Public artwork by Richard Pflieger

Angel in a Cage is a public artwork by American artist Richard Pflieger located on Canal Street, which is in Milwaukee, Wisconsin, United States. The public sculpture is made up of a steel tower with an angel suspended inside.

==Description==
Angel in a Cage, located at the old Emmber Foods plant on Canal Street, consists of a steel tube frame tower encasing a fiberglass angel. There are two metal ladders leaning together within the tower, as well as a fake door with a big lock on one side of the tower's base. The sculpture measures 40 feet in height and was created in 1983.

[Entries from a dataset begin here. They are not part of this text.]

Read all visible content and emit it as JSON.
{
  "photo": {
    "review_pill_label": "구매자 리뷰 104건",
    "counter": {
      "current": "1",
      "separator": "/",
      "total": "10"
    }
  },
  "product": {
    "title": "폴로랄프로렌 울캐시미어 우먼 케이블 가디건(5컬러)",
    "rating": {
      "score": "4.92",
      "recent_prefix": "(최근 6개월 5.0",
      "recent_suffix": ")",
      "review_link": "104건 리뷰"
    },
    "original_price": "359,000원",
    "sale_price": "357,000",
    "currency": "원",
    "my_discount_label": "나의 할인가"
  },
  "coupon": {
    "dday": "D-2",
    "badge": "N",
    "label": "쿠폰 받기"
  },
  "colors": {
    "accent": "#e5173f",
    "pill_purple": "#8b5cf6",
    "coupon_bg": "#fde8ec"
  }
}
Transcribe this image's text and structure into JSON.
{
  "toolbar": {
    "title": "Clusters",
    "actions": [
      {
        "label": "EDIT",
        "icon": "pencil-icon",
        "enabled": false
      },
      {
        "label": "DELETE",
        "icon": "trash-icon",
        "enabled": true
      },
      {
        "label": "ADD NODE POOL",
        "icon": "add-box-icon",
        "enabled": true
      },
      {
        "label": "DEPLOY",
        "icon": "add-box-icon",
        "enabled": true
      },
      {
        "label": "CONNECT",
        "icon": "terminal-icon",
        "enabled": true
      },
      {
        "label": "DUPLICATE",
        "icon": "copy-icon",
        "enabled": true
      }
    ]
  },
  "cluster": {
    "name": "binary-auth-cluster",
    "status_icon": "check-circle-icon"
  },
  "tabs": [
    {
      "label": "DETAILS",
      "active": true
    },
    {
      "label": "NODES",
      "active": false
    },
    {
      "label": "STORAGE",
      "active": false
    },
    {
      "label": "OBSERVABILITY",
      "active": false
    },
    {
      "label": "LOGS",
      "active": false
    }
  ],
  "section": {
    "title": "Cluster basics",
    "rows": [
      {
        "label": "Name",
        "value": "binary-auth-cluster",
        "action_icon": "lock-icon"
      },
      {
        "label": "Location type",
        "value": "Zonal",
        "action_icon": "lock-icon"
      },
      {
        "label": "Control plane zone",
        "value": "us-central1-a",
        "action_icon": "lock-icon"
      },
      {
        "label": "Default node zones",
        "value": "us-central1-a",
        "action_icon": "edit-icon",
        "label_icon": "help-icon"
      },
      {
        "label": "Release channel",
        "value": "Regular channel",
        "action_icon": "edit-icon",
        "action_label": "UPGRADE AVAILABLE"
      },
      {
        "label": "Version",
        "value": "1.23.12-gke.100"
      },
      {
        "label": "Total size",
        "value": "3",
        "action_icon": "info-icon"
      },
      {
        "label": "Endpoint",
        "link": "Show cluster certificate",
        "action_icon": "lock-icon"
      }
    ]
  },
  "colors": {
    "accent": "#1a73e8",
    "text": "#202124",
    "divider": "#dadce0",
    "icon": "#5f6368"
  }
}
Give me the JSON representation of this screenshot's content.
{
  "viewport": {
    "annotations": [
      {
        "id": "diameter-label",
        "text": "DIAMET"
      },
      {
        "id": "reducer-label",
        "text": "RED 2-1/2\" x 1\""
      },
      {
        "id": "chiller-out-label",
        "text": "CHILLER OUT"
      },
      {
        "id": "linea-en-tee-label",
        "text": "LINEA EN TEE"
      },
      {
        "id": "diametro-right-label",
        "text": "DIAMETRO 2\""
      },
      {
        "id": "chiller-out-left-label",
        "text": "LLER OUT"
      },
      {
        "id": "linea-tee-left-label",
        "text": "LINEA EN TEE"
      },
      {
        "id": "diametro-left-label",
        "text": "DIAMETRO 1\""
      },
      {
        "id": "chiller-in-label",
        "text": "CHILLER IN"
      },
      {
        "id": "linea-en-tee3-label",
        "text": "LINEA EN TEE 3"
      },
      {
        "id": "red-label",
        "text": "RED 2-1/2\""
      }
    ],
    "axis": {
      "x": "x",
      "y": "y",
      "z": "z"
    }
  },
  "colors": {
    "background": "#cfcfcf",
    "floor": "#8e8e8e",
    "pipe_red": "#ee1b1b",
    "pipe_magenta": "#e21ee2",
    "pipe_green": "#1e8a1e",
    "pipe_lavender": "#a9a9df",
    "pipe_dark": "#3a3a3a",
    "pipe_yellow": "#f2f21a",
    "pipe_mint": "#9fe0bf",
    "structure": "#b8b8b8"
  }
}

==Historical information==
A committee of local expert artists was formed to judge the student sculptures as well as an advisory group of Peck employees to help in deciding the winning design. Richard Pflieger was the winning student with a design called Angel in a Cage, which was a fiberglass angel suspended in a tower of steel fencing. The artist's inspiration came from the many fences throughout the Menomonee Valley in contrast with the numerous shrines with angels in the back yards of the Milwaukee south side homes. The committee suggested the artwork should be forty feet high for the best sculptural impact and biggest statement. Pflieger took almost two years to complete this sculpture which still towers today now in front of Emmber Foods Incorporated on Canal Street in Menomonee Valley.

A structural engineer named Matthew Fuchs of the Milwaukee School of Engineering and fellow student Michael Pagelsdorf advised Pflieger to use 4 ½" steel pipe with ½" wall thickness when building the tower structure. Fence material and even labor were donated by Heritage Fence of Cedarburg. The angel inside the cage is fiberglass and resin which was made from a clay model and has a metal interior.
This structure is a great example of cooperative effort of both public education and private business which has the power to create outdoor artwork installations.

==Artist==
Richard Pflieger graduated with a degree in sculpture from the Milwaukee Institute of Art and Design in 1987. He worked as an industrial designer, a career that has shaped his artwork. Pflieger is interested in studying mood and emotion, as well as in the identity of mass-produced objects. He has been part of a few exhibitions in Milwaukee, including one at the Institute of Visual Arts at the University of Wisconsin-Milwaukee in 2006.